Starożytne lub miejskie legendy donoszą ponadto o "małych ludziach" wychodzących z góry oraz o "małych ludziach" pilotujących samoloty, a widzianych w pobliżu góry. Istnieją setki tego typu legend i wszystkie mają jakiś związek z górą.
Podróże w czasie, karły i podziemne tunele
Większość starych mitów, legend i ludowych podań związanych z górą Untersberg (a istnieją ich całe setki) opowiada o:
- karłach lub "małych ludziach"
- fenomenie zgubionego czasu lub podróżach w czasie
Jest to dość niecodzienne, gdyż legendy i opowieści z innych regionów świata w swojej głównej fabule nie wzmiankują o karłach i przeskokach w czasie. Wiele legend i podań związanych z tym regionem pochodzi z 18 wiecznych niemieckich ksiąg. Niektóre teksty znaleziono na kamiennych płytach blisko góry Untersberg. Większość z tych opowieści stanowi obecnie zbiory muzealne.
Na odnalezionej w 18 wieku w pobliżu góry Untersberg płycie możemy przeczytać po germańsku "Ludzie z Untersberg" są karłami, obeznani w magii, dobrze usposobieni choć czasem złośliwi. Mają oni duże głowy, mądre oczy i szarą skórę". W innym tekście czytamy: "Na obszarze Berchtesgaden pojawiają się dziwni ludzie. Ludzie jakich nikt wcześniej nie widywał. Są dziwnie ubrani". Niektóre zapiski głoszą, że "Ludzie Ci pochodzą z wnętrza Ziemi". Jedna z historii opowiada o tym jak kilku drwali podczas podróży do Salzburga natknęła się o 4 nad ranem na grupę 400 "małych ludzi", wszyscy byli ubrani tak samo. Zmierzali w stronę szczeliny w skałach, po czym zniknęli w ciemnościach góry. Kolejna opowieść przenosi nas w czasy wojen francuskich. Francuski żołnierz stacjonujący przy Untersberg miał zostać zbudzony w środku nocy przez niskiego człowieka, który prosił o otwarcie bramy w celu dostania się na jedno z pasm górskich. Kiedy żołnierz rozejrzał się po okolicy zauważył kilku podobnych niskich wzrostem ludzi. Odmówił im jednak otwarcia bramy. Wtedy niscy ludzi ignorując zakaz pokonali bramę.
Jezioro Królów
Istnieje pewna 15 wieczna legenda mówiąca o doświadczeniach z utratą czasu ludzi, którzy wkroczyli do góry Untersberg. Legenda ta mówi także o tunelach wiodących od Untersberg pod dnem jeziora "Konigssee" (Kings Lake) prowadzących do kościoła, który mieści się przy brzegu.
Jezioro Konigssee
W roku 1529, mężczyzna o nazwisku Lazarus Aigner wędrował przez góry w towarzystwie pastora z pobliskiego miasteczka. Pod jednym ze szczytów odkryli małą kapliczkę osadzoną w skałach i srebrne inskrypcje, których nie potrafili odszyfrować. Po powrocie do domu pastor nie potrafił zapomnieć o inskrypcjach i poprosił Lazarusa, aby ten wrócił w tamto miejsce i spisał słowa. Lazarus wrócił w miejsce kapliczki i spisał słowa. Inskrypcja brzmiała: S. V. R. G. E. T. S. A. T. U. M.

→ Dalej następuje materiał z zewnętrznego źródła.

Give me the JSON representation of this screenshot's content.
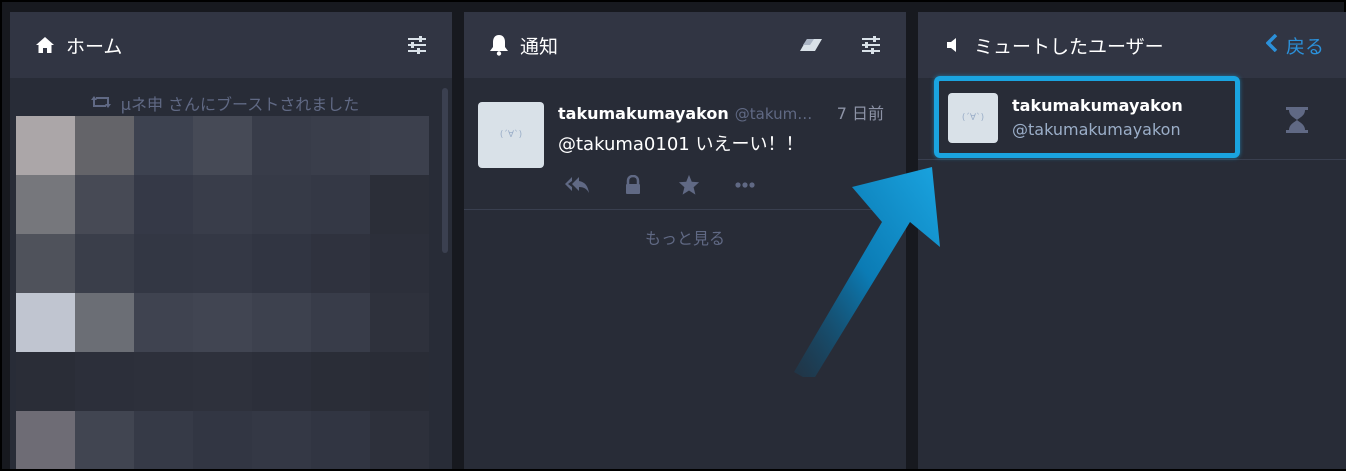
{
  "home": {
    "title": "ホーム",
    "boost_text": "μネ申 さんにブーストされました"
  },
  "notifications": {
    "title": "通知",
    "status": {
      "display_name": "takumakumayakon",
      "acct": "@takum…",
      "time": "7 日前",
      "content": "@takuma0101 いえーい！！",
      "avatar_text": "(´∀`)"
    },
    "load_more": "もっと見る"
  },
  "muted": {
    "title": "ミュートしたユーザー",
    "back_label": "戻る",
    "user": {
      "display_name": "takumakumayakon",
      "acct": "@takumakumayakon",
      "avatar_text": "(´∀`)"
    }
  },
  "colors": {
    "background": "#17191f",
    "column": "#282c37",
    "header": "#313543",
    "accent": "#2b90d9",
    "highlight": "#1aa4e0"
  },
  "icons": [
    "home-icon",
    "filter-sliders-icon",
    "bell-icon",
    "eraser-icon",
    "volume-off-icon",
    "chevron-left-icon",
    "retweet-icon",
    "reply-all-icon",
    "lock-icon",
    "star-icon",
    "ellipsis-icon",
    "hourglass-icon"
  ]
}
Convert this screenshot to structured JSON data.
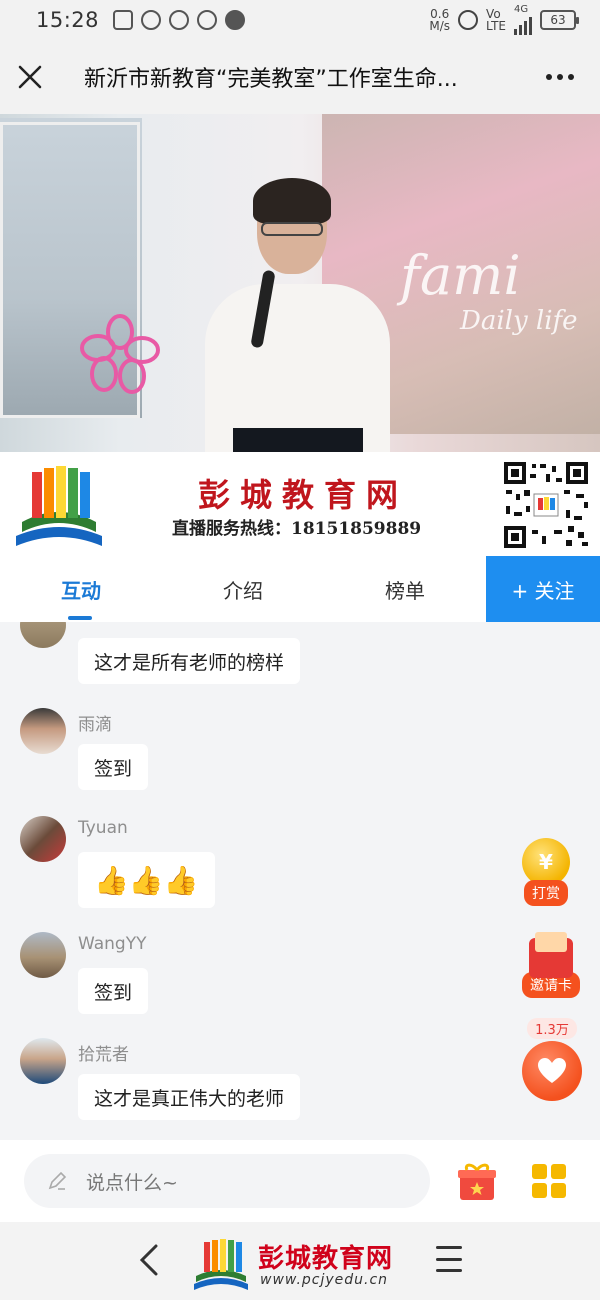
{
  "status": {
    "time": "15:28",
    "net_speed_value": "0.6",
    "net_speed_unit": "M/s",
    "volte_top": "Vo",
    "volte_bottom": "LTE",
    "network": "4G",
    "battery": "63"
  },
  "header": {
    "title": "新沂市新教育“完美教室”工作室生命...",
    "close_icon": "close-icon",
    "more_icon": "more-dots-icon"
  },
  "video": {
    "script_text_1": "fami",
    "script_text_2": "Daily life"
  },
  "banner": {
    "site_name": "彭城教育网",
    "hotline": "直播服务热线：18151859889"
  },
  "tabs": [
    {
      "label": "互动",
      "active": true
    },
    {
      "label": "介绍",
      "active": false
    },
    {
      "label": "榜单",
      "active": false
    }
  ],
  "follow_button": "+ 关注",
  "messages": [
    {
      "user": "",
      "text": "这才是所有老师的榜样"
    },
    {
      "user": "雨滴",
      "text": "签到"
    },
    {
      "user": "Tyuan",
      "text": "👍👍👍"
    },
    {
      "user": "WangYY",
      "text": "签到"
    },
    {
      "user": "拾荒者",
      "text": "这才是真正伟大的老师"
    }
  ],
  "side_actions": {
    "reward_symbol": "¥",
    "reward_label": "打赏",
    "invite_label": "邀请卡",
    "like_count": "1.3万"
  },
  "input": {
    "placeholder": "说点什么~"
  },
  "watermark": {
    "name": "彭城教育网",
    "url": "www.pcjyedu.cn"
  },
  "colors": {
    "accent": "#1b7ad6",
    "follow_bg": "#1e8ef0",
    "brand_red": "#c0161d"
  }
}
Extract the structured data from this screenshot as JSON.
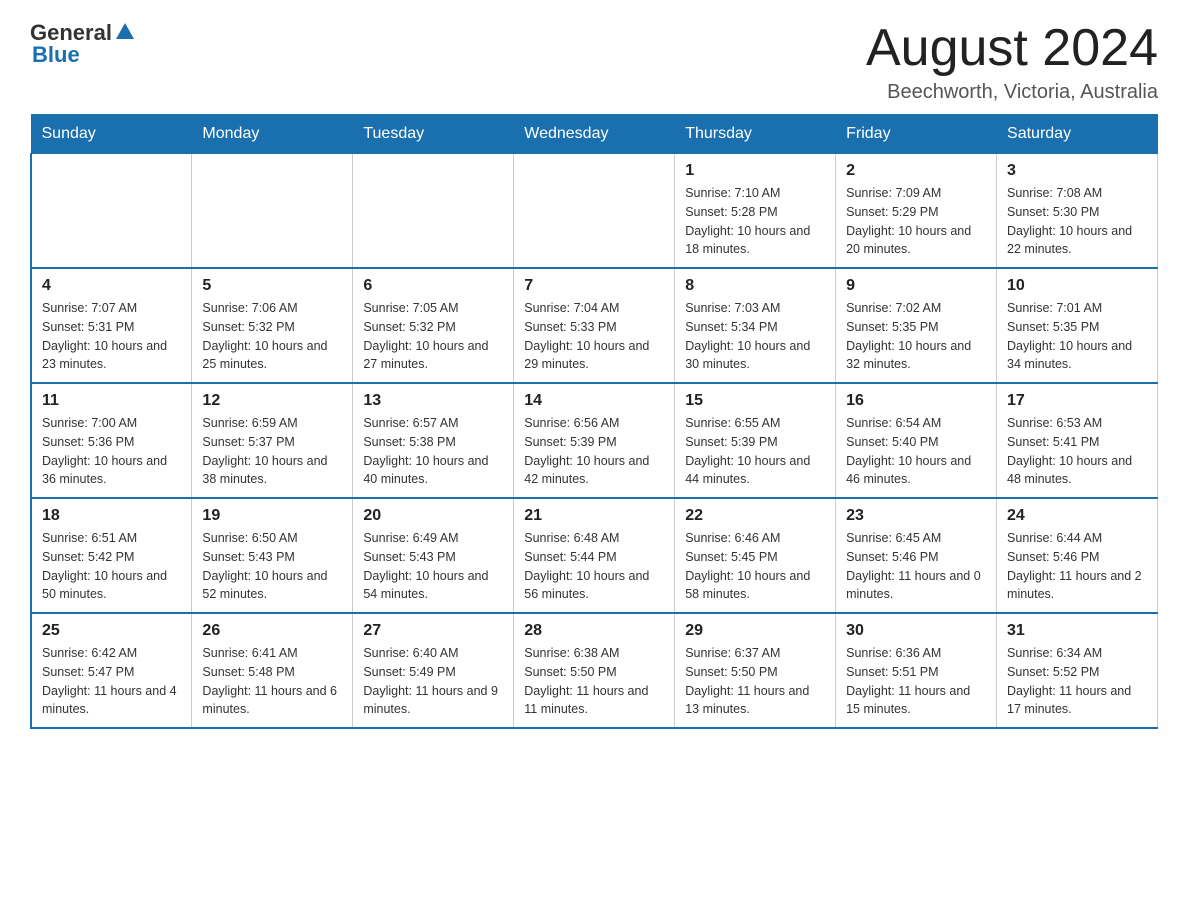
{
  "header": {
    "logo_general": "General",
    "logo_blue": "Blue",
    "month_title": "August 2024",
    "location": "Beechworth, Victoria, Australia"
  },
  "days_of_week": [
    "Sunday",
    "Monday",
    "Tuesday",
    "Wednesday",
    "Thursday",
    "Friday",
    "Saturday"
  ],
  "weeks": [
    [
      {
        "day": "",
        "info": ""
      },
      {
        "day": "",
        "info": ""
      },
      {
        "day": "",
        "info": ""
      },
      {
        "day": "",
        "info": ""
      },
      {
        "day": "1",
        "info": "Sunrise: 7:10 AM\nSunset: 5:28 PM\nDaylight: 10 hours and 18 minutes."
      },
      {
        "day": "2",
        "info": "Sunrise: 7:09 AM\nSunset: 5:29 PM\nDaylight: 10 hours and 20 minutes."
      },
      {
        "day": "3",
        "info": "Sunrise: 7:08 AM\nSunset: 5:30 PM\nDaylight: 10 hours and 22 minutes."
      }
    ],
    [
      {
        "day": "4",
        "info": "Sunrise: 7:07 AM\nSunset: 5:31 PM\nDaylight: 10 hours and 23 minutes."
      },
      {
        "day": "5",
        "info": "Sunrise: 7:06 AM\nSunset: 5:32 PM\nDaylight: 10 hours and 25 minutes."
      },
      {
        "day": "6",
        "info": "Sunrise: 7:05 AM\nSunset: 5:32 PM\nDaylight: 10 hours and 27 minutes."
      },
      {
        "day": "7",
        "info": "Sunrise: 7:04 AM\nSunset: 5:33 PM\nDaylight: 10 hours and 29 minutes."
      },
      {
        "day": "8",
        "info": "Sunrise: 7:03 AM\nSunset: 5:34 PM\nDaylight: 10 hours and 30 minutes."
      },
      {
        "day": "9",
        "info": "Sunrise: 7:02 AM\nSunset: 5:35 PM\nDaylight: 10 hours and 32 minutes."
      },
      {
        "day": "10",
        "info": "Sunrise: 7:01 AM\nSunset: 5:35 PM\nDaylight: 10 hours and 34 minutes."
      }
    ],
    [
      {
        "day": "11",
        "info": "Sunrise: 7:00 AM\nSunset: 5:36 PM\nDaylight: 10 hours and 36 minutes."
      },
      {
        "day": "12",
        "info": "Sunrise: 6:59 AM\nSunset: 5:37 PM\nDaylight: 10 hours and 38 minutes."
      },
      {
        "day": "13",
        "info": "Sunrise: 6:57 AM\nSunset: 5:38 PM\nDaylight: 10 hours and 40 minutes."
      },
      {
        "day": "14",
        "info": "Sunrise: 6:56 AM\nSunset: 5:39 PM\nDaylight: 10 hours and 42 minutes."
      },
      {
        "day": "15",
        "info": "Sunrise: 6:55 AM\nSunset: 5:39 PM\nDaylight: 10 hours and 44 minutes."
      },
      {
        "day": "16",
        "info": "Sunrise: 6:54 AM\nSunset: 5:40 PM\nDaylight: 10 hours and 46 minutes."
      },
      {
        "day": "17",
        "info": "Sunrise: 6:53 AM\nSunset: 5:41 PM\nDaylight: 10 hours and 48 minutes."
      }
    ],
    [
      {
        "day": "18",
        "info": "Sunrise: 6:51 AM\nSunset: 5:42 PM\nDaylight: 10 hours and 50 minutes."
      },
      {
        "day": "19",
        "info": "Sunrise: 6:50 AM\nSunset: 5:43 PM\nDaylight: 10 hours and 52 minutes."
      },
      {
        "day": "20",
        "info": "Sunrise: 6:49 AM\nSunset: 5:43 PM\nDaylight: 10 hours and 54 minutes."
      },
      {
        "day": "21",
        "info": "Sunrise: 6:48 AM\nSunset: 5:44 PM\nDaylight: 10 hours and 56 minutes."
      },
      {
        "day": "22",
        "info": "Sunrise: 6:46 AM\nSunset: 5:45 PM\nDaylight: 10 hours and 58 minutes."
      },
      {
        "day": "23",
        "info": "Sunrise: 6:45 AM\nSunset: 5:46 PM\nDaylight: 11 hours and 0 minutes."
      },
      {
        "day": "24",
        "info": "Sunrise: 6:44 AM\nSunset: 5:46 PM\nDaylight: 11 hours and 2 minutes."
      }
    ],
    [
      {
        "day": "25",
        "info": "Sunrise: 6:42 AM\nSunset: 5:47 PM\nDaylight: 11 hours and 4 minutes."
      },
      {
        "day": "26",
        "info": "Sunrise: 6:41 AM\nSunset: 5:48 PM\nDaylight: 11 hours and 6 minutes."
      },
      {
        "day": "27",
        "info": "Sunrise: 6:40 AM\nSunset: 5:49 PM\nDaylight: 11 hours and 9 minutes."
      },
      {
        "day": "28",
        "info": "Sunrise: 6:38 AM\nSunset: 5:50 PM\nDaylight: 11 hours and 11 minutes."
      },
      {
        "day": "29",
        "info": "Sunrise: 6:37 AM\nSunset: 5:50 PM\nDaylight: 11 hours and 13 minutes."
      },
      {
        "day": "30",
        "info": "Sunrise: 6:36 AM\nSunset: 5:51 PM\nDaylight: 11 hours and 15 minutes."
      },
      {
        "day": "31",
        "info": "Sunrise: 6:34 AM\nSunset: 5:52 PM\nDaylight: 11 hours and 17 minutes."
      }
    ]
  ]
}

Zapadł zmierzch i Lazarus postanowił przenocować w pobliżu kapliczki oczekując świtu, który pozwoli mu bezpiecznie zejść ze zbocza i wrócić do domu. Był środowy wieczór. Zasnął i zbudził się wypoczęty następnego poranka. Minęło kilka chwil podczas jego drogi powrotnej do domu, gdy Lazarus natknął się na bosego mnicha, niosącego łańcuch z kluczami i recytującego jakieś słowa z modlitewnika. Lazarus zaciekawiony spytał ów przechodnia skąd pochodzi i dokąd zmierza. Mnich odpowiedział mu, że chciałby zaprosić go na poczęstunek i przy tym odkryć przed Lazarusemm znaczenie srebrnych inskrypcji z kaplicy w kamieniu. Lazarus przystał na propozycję i oboje ruszyli w stronę żelaznych drzwi osadzonych w zboczu góry Untersberg.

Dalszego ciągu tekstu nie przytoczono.